The numbers were stark. Just three wins all season. Only 20 points. Relegation confirmed with barely a fight. For a club that has grown used to seeing itself as a stable top-flight presence, Wolves went down with barely a murmur.

Edwards’ appointment had been framed as a long-term play, a romantic return for the hometown coach who had walked away from a brilliant start at Middlesbrough to take the job he always wanted. Many inside and outside the club believed the real test of his work would come this summer, in the Championship, with the brief clear: bounce straight back.

He did not get that chance.

Influence off the pitch not enough to save him

What makes the decision more brutal is that Edwards was not simply a touchline figure. He had a strong hand in shaping what Wolves would look like next.

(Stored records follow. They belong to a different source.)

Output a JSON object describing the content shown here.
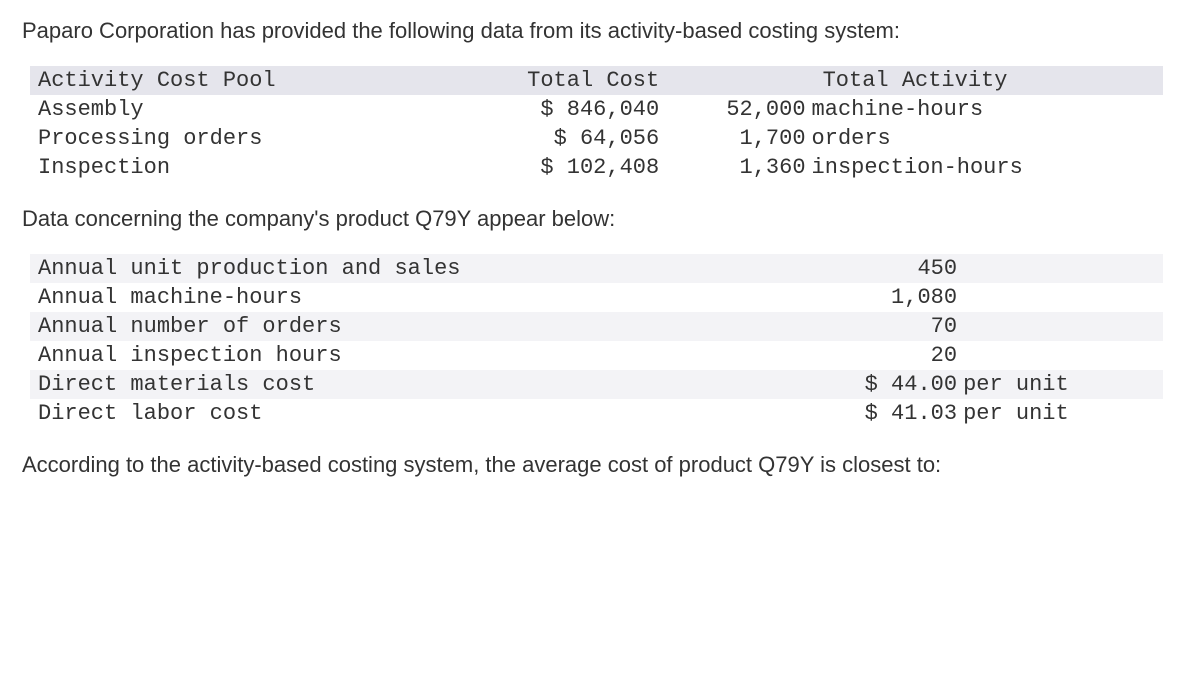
{
  "intro": "Paparo Corporation has provided the following data from its activity-based costing system:",
  "table1": {
    "headers": {
      "pool": "Activity Cost Pool",
      "cost": "Total Cost",
      "activity": "Total Activity"
    },
    "rows": [
      {
        "pool": "Assembly",
        "cost": "$ 846,040",
        "act_num": "52,000",
        "act_unit": "machine-hours"
      },
      {
        "pool": "Processing orders",
        "cost": "$ 64,056",
        "act_num": "1,700",
        "act_unit": "orders"
      },
      {
        "pool": "Inspection",
        "cost": "$ 102,408",
        "act_num": "1,360",
        "act_unit": "inspection-hours"
      }
    ]
  },
  "mid": "Data concerning the company's product Q79Y appear below:",
  "table2": {
    "rows": [
      {
        "label": "Annual unit production and sales",
        "num": "450",
        "unit": "",
        "alt": true
      },
      {
        "label": "Annual machine-hours",
        "num": "1,080",
        "unit": "",
        "alt": false
      },
      {
        "label": "Annual number of orders",
        "num": "70",
        "unit": "",
        "alt": true
      },
      {
        "label": "Annual inspection hours",
        "num": "20",
        "unit": "",
        "alt": false
      },
      {
        "label": "Direct materials cost",
        "num": "$ 44.00",
        "unit": "per unit",
        "alt": true
      },
      {
        "label": "Direct labor cost",
        "num": "$ 41.03",
        "unit": "per unit",
        "alt": false
      }
    ]
  },
  "question": "According to the activity-based costing system, the average cost of product Q79Y is closest to:"
}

He helped drive the club’s recruitment strategy, played a part in persuading Raul Jimenez to return to Molineux, and was influential in the move that brought Kieran Trippier’s experience into the dressing room. Those are not the actions of a coach treated as a short-term caretaker.

Yet influence off the pitch could not mask what was unfolding on it, and a new power dynamic at the top accelerated his exit. With executive chairman Nathan Shi now in place and eager to stamp his authority on the club’s direction, questions over Edwards’ suitability hardened into a decision.

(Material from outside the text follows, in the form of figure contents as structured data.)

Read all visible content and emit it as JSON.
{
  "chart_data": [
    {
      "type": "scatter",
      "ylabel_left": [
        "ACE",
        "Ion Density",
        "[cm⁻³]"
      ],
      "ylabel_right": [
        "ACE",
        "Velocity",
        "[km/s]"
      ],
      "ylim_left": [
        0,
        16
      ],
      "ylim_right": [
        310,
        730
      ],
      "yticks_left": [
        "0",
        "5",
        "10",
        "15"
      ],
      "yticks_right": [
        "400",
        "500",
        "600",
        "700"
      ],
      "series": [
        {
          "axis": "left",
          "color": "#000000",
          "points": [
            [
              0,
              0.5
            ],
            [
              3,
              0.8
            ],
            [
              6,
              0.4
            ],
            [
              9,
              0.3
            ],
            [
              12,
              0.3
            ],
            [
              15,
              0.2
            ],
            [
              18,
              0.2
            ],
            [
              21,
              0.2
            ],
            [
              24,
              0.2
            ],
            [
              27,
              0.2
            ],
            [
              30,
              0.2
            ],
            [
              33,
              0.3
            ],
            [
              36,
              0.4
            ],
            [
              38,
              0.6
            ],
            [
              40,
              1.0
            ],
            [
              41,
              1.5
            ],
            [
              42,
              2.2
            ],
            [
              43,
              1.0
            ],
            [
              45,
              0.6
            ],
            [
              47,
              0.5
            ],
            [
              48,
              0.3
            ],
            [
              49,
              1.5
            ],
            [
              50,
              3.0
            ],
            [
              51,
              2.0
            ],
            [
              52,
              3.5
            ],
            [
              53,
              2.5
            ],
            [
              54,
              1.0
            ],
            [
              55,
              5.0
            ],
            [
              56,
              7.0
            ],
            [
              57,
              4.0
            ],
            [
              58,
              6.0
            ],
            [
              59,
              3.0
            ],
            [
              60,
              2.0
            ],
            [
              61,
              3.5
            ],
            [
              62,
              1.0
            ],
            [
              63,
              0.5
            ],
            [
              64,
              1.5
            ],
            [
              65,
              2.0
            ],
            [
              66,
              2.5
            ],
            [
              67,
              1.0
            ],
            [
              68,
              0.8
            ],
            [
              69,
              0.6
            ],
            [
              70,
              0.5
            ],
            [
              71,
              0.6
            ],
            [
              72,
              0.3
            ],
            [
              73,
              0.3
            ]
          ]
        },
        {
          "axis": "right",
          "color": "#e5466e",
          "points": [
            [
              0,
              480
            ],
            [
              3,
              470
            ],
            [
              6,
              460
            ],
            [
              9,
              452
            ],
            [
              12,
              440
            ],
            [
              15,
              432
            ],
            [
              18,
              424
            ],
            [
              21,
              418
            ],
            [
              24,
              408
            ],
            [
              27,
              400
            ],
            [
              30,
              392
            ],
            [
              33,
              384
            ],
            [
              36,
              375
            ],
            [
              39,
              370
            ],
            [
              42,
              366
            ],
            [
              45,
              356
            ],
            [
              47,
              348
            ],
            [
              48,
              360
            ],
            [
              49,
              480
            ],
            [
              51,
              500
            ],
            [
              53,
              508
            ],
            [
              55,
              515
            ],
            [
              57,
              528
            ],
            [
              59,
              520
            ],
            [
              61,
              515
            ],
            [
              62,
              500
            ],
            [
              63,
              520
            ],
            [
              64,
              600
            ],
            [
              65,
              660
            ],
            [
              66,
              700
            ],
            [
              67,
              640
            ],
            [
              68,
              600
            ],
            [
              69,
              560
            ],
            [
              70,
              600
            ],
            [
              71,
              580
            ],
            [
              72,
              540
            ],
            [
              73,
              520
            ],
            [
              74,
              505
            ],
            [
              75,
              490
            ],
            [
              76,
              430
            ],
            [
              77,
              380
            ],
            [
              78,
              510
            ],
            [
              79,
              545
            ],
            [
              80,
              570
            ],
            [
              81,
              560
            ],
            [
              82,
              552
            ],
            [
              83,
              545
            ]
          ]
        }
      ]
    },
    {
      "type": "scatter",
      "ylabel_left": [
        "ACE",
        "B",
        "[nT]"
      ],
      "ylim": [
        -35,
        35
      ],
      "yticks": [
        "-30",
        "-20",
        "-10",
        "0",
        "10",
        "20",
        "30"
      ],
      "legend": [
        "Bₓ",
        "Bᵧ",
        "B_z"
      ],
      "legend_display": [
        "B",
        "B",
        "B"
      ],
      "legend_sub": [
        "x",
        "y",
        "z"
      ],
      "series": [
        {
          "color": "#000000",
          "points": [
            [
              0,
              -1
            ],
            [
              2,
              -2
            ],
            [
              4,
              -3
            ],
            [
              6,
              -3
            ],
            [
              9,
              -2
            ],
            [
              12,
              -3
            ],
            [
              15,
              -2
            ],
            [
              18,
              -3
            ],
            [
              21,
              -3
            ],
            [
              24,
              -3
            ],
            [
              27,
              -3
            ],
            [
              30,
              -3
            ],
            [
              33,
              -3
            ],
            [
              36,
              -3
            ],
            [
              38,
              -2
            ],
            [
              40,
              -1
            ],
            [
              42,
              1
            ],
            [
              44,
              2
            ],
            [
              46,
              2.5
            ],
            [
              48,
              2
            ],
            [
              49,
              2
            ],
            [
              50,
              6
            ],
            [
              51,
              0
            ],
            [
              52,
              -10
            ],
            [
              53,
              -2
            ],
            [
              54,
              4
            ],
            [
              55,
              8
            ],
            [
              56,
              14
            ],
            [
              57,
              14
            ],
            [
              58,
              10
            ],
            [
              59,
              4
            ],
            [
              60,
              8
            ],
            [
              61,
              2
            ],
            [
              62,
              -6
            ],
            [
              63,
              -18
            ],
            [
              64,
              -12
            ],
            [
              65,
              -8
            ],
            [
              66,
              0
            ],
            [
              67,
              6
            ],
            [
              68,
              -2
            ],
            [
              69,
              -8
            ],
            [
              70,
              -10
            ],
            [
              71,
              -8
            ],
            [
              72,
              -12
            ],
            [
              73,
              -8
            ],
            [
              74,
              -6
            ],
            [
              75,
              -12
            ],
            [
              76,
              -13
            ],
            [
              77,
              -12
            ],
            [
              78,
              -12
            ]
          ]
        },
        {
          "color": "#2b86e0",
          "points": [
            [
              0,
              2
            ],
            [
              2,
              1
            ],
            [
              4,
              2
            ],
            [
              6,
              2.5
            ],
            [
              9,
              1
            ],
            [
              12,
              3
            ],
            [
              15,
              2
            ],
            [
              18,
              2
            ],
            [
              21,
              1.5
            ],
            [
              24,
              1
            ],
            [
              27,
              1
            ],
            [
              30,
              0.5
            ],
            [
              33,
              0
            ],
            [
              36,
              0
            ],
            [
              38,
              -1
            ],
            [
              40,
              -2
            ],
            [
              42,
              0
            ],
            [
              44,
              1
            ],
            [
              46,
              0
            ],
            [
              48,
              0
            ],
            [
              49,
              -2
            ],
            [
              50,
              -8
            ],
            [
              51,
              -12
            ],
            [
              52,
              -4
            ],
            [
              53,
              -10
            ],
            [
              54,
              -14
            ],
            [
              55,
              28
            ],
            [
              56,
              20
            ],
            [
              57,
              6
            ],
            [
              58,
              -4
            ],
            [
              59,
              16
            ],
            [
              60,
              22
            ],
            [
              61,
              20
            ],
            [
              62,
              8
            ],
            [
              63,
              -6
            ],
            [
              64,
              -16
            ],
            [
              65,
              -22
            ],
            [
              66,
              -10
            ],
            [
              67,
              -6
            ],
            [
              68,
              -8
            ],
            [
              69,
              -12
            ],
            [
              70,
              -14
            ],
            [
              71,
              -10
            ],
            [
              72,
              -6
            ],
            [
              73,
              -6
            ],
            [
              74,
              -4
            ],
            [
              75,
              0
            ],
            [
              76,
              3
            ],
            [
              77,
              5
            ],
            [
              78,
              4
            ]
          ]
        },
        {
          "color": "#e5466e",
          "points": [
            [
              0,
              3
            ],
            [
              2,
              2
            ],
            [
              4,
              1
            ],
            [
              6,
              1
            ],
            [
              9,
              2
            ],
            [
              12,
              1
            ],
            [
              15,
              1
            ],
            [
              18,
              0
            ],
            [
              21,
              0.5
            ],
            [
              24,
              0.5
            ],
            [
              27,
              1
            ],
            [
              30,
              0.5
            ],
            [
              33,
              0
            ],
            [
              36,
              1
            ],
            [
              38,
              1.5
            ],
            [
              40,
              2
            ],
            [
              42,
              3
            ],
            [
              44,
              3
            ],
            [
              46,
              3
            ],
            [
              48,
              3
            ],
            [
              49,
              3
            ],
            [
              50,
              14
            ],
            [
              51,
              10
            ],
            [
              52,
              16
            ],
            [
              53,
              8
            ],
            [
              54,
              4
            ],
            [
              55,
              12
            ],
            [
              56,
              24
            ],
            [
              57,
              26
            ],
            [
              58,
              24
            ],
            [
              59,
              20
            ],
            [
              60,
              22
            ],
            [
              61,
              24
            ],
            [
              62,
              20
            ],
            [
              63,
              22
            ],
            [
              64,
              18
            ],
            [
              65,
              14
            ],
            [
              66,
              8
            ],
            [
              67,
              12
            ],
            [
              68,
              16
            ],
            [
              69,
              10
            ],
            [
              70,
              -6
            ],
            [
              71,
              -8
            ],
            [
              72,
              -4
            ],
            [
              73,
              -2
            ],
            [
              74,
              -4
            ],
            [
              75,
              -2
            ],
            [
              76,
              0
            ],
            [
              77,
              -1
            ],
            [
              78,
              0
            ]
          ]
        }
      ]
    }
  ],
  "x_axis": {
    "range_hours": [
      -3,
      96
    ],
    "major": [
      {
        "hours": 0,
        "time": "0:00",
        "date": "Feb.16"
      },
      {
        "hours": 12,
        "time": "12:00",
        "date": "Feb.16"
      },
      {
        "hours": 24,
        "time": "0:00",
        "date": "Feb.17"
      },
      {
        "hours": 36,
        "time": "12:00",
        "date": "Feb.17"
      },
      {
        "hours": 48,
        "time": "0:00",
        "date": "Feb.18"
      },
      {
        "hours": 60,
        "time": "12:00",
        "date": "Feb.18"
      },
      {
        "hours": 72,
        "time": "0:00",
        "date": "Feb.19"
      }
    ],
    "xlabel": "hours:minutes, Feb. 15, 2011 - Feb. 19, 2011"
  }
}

That is where Jorge Mendes enters the story again.

Mendes moves, Wolves follow

Mendes’ relationship with Wolves’ owners Fosun has defined an era at Molineux. It remains as strong as ever, and when the club began to look beyond Edwards, the super-agent was ready with a name.

Cesar Peixoto.

Sources indicate Mendes actively pushed Peixoto as an alternative, and once talks began, they moved quickly. Wolves, wary of drifting into a crucial summer without clarity, sought a detailed picture of Peixoto’s methods, tactical ideas and plans for a squad still bruised by relegation.

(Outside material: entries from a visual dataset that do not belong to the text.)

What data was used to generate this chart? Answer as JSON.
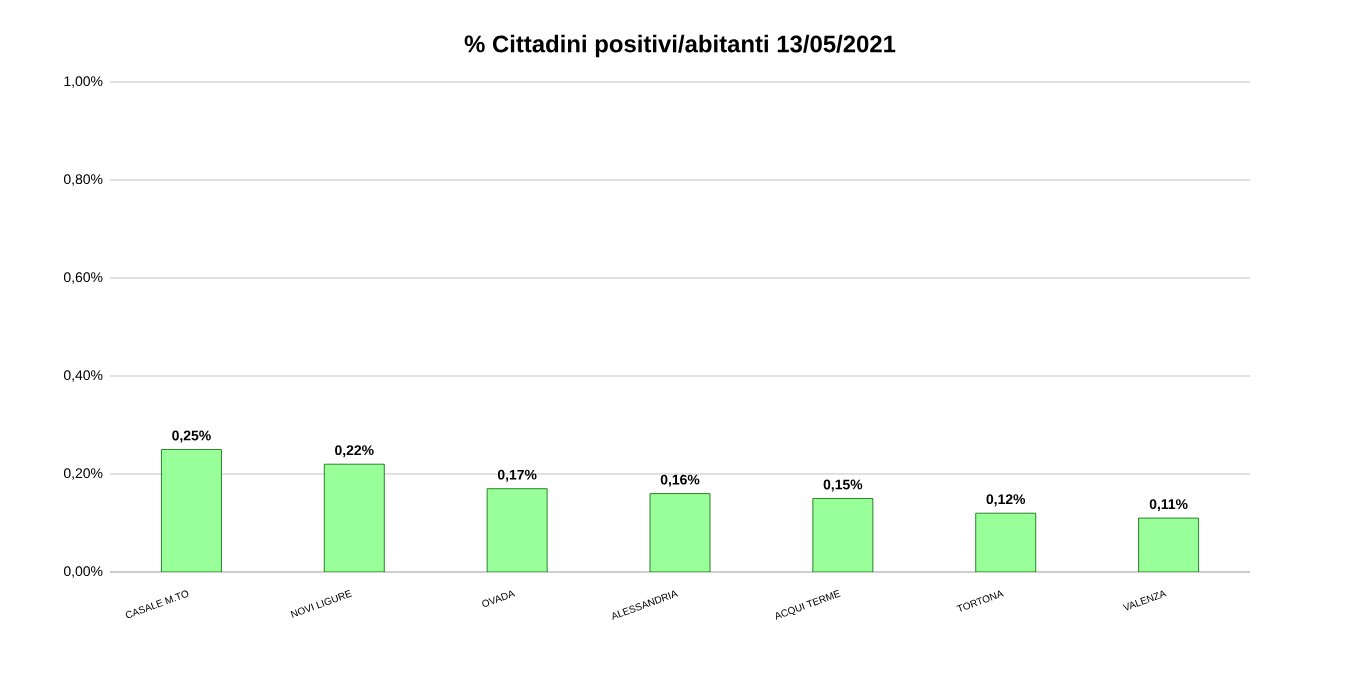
{
  "chart_data": {
    "type": "bar",
    "title": "% Cittadini positivi/abitanti 13/05/2021",
    "categories": [
      "CASALE M.TO",
      "NOVI LIGURE",
      "OVADA",
      "ALESSANDRIA",
      "ACQUI TERME",
      "TORTONA",
      "VALENZA"
    ],
    "values": [
      0.25,
      0.22,
      0.17,
      0.16,
      0.15,
      0.12,
      0.11
    ],
    "value_labels": [
      "0,25%",
      "0,22%",
      "0,17%",
      "0,16%",
      "0,15%",
      "0,12%",
      "0,11%"
    ],
    "color": "#99ff99",
    "ylim": [
      0,
      1
    ],
    "yticks": [
      {
        "value": 0,
        "label": "0,00%"
      },
      {
        "value": 0.2,
        "label": "0,20%"
      },
      {
        "value": 0.4,
        "label": "0,40%"
      },
      {
        "value": 0.6,
        "label": "0,60%"
      },
      {
        "value": 0.8,
        "label": "0,80%"
      },
      {
        "value": 1,
        "label": "1,00%"
      }
    ],
    "grid": "y"
  }
}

They liked what they heard. An agreement was reached at speed. Peixoto, 46, will take charge with immediate effect.

Peixoto’s quiet coaching career finds its stage

In Portugal, Peixoto is remembered first as a player. Spells with Benfica and Porto, international recognition with the national team – his name carries weight.

His managerial career has not always matched that reputation. Before 2025, his CV was a patchwork of short stays and modest returns. Jobs came and went without leaving much of a mark. He was known, but not feared.

That changed at Gil Vicente.

Under Peixoto, the club punched well above its weight, climbing to a sixth-place finish that stood out sharply against the rest of his coaching record. It was the kind of season that forces clubs across Europe to take notice: a clear structure, resilience under pressure, and results that outstripped resources.

Wolves studied that campaign closely. They saw a coach who could work in difficult conditions, who could organise a side and coax more from less. For a relegated club facing financial and competitive strain, that profile carried obvious appeal.

Inside the boardroom, the verdict was that Peixoto is an emerging coach with real upside. Not the finished article, but a calculated gamble with a potentially high ceiling.

A ruthless reset with promotion the only target

The stakes could not be clearer. Wolves have been relegated. Expectations, however, have not come down with them. The demand is simple: an immediate return to the Premier League.

Peixoto walks into a club with pressure baked into every decision. The squad will be reshaped, the mood reset, the style of play rebuilt. There is no grace period in the Championship when you are Wolves, with parachute payments, a demanding fanbase, and owners who have grown used to the Premier League spotlight.

Edwards helped assemble some of the pieces. Peixoto has been hired to rearrange them into a promotion-winning machine.

Wolves have chosen a new voice, a new vision, and once again placed their trust in the Mendes pipeline. The question now is not why they made the change.

It is whether Cesar Peixoto can turn this ruthless reset into the return to the top flight the club insists cannot wait.